「第3ステージは恋愛育成シュミレーション。[ときめきエッグ☆ムラキノウエ]〜!この卵から生まれる少女を育成し、学園のアイドル源氏ヒカル君との恋を見事成就させてください」


突如放送でパカから呼び出され、身構えて行けばまさに畑仕事にピッタリな服装をして私達にそう言った。隣には背の高いパカと同じくらいの大きさがある卵。それこそ恐竜の卵かと聞きたくなるほど。そしてチラと横目で集まっているメンバーを見る。おお、ザクロくん舌打ちなんかするんだ……。その他のメンバーも雰囲気はかなり最悪で、どす黒いオーラを漂わせている。あぁ、数日前にもこんな雰囲気体験したな…。

けれども例外が二人、目を輝かせてデカイ卵を触るアカツキとユズ。はしゃぐ二人を軽く流したはパカは説明を続けた。実況者数は四名以上なら制限は無いらしい。


「育成ならそいつだろ。マメ女」


アンヤがそう言いヒミコを見た。確かに育成といえばヒミコちゃん、それは私も賛成だ。不安そうに俯いたヒミコは、そっとアカツキの後ろへと隠れた。


『あと、恋愛ゲームといえばマキノくんだね』

「……だ…大丈夫かしら…」

「マキマキ。せめて瞼を閉じたまえ」


ユズのやり取りに笑みが浮かぶ。立候補がなければアカツキは参加したいらしく、アンヤを誘うがあまり乗り気じゃない様子。

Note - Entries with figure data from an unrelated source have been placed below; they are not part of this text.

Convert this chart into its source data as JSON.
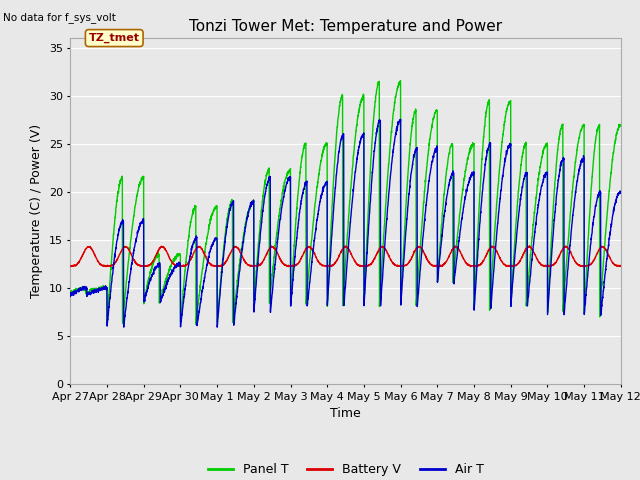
{
  "title": "Tonzi Tower Met: Temperature and Power",
  "xlabel": "Time",
  "ylabel": "Temperature (C) / Power (V)",
  "top_left_text": "No data for f_sys_volt",
  "annotation_text": "TZ_tmet",
  "ylim": [
    0,
    36
  ],
  "yticks": [
    0,
    5,
    10,
    15,
    20,
    25,
    30,
    35
  ],
  "xtick_labels": [
    "Apr 27",
    "Apr 28",
    "Apr 29",
    "Apr 30",
    "May 1",
    "May 2",
    "May 3",
    "May 4",
    "May 5",
    "May 6",
    "May 7",
    "May 8",
    "May 9",
    "May 10",
    "May 11",
    "May 12"
  ],
  "panel_color": "#00CC00",
  "battery_color": "#DD0000",
  "air_color": "#0000CC",
  "bg_color": "#E8E8E8",
  "grid_color": "#FFFFFF",
  "title_fontsize": 11,
  "axis_fontsize": 9,
  "tick_fontsize": 8,
  "panel_peaks": [
    10.0,
    21.5,
    13.5,
    18.5,
    19.0,
    22.3,
    25.0,
    30.0,
    31.5,
    28.5,
    25.0,
    29.5,
    25.0,
    27.0,
    27.0,
    23.0
  ],
  "panel_mins": [
    9.5,
    6.3,
    8.5,
    6.3,
    6.3,
    8.3,
    8.3,
    8.0,
    8.0,
    8.0,
    10.5,
    7.5,
    8.0,
    7.3,
    7.0,
    10.0
  ],
  "air_peaks": [
    10.0,
    17.0,
    12.5,
    15.2,
    19.0,
    21.5,
    21.0,
    26.0,
    27.5,
    24.5,
    22.0,
    25.0,
    22.0,
    23.5,
    20.0,
    20.0
  ],
  "air_mins": [
    9.3,
    6.0,
    8.5,
    6.0,
    6.0,
    7.5,
    8.0,
    8.0,
    8.0,
    8.0,
    10.5,
    7.5,
    8.0,
    7.0,
    7.0,
    10.0
  ],
  "battery_base": 12.3,
  "battery_bump": 2.0
}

今のところヒミコ、マキノ、アカツキは決定か。あと一人……ねー。


「…私パス。忍霧さんは?女性の扱い一番まともそう」

「え、い…いや俺は…」

「ザッくんは女の子が苦手なんだにゃー」

「べ、別に苦手というわけでは…」


その瞬間ユズがカリンをザクロに近づける。途端に数メートル離れたザクロ……すご、今本当にすっごい早かったよ。ザクロの様子を見たアンヤが腹を抱えて笑い出す。


「貴様それは罵倒のつもりか…?俺は売られたケンカは買うぞ」

「あァ?オレなんか売られる前に買いしめんぞ」

「馬鹿か貴様」

「バカっつったほうがバカ」

『はいはい。ボクちゃんたちそこまでにしましょうねー』


真ん中に入ってはお互いの頭をポンポンと数回撫で、離れさせる。誰がボクちゃんだ!!と怒るアンヤの頭をもう一度撫で今度はちゃんと名前を呼んでやる。


「おう、すまねェが俺も遠慮するぜ。次のに回してくんな」

『カイくん、どっか行くの?』

「探検」

『…………』


ニッコリと笑ったカイコクはそのまま、パカが行った方向へと歩いて行った。その後を追い袖を少し引っ張る。


「んぉ、どした?一緒に行くかい?」

『んや、行かない。…あんま無茶しないでよね』

「……ありがとさん」


ヒラヒラと片手を振って再度歩き出したカイコクの後ろ姿を数秒見つめては、皆の所へ戻る。ちょこちょこと近づいて来たヒミコに屈んで用を聞いてやる。


「あ、あの…鈴さんは参加されないんですか?」

『んー、私もパスかなあ。育成も恋愛も向いてないんだよね』

「あ……そう、ですか…。残念で『やっぱり参加します』…!!」


泣きそうな表情で見つめられたうえに、私の返事を聞いて俯いてしまったヒミコちゃんを見て不参加を押し通すほど私も腐ってはいなかったようだ。

弾けるように上がったヒミコちゃんの表情は、とても嬉しそうで可愛い妹が居たらこんな感じかと頭を撫でてやった。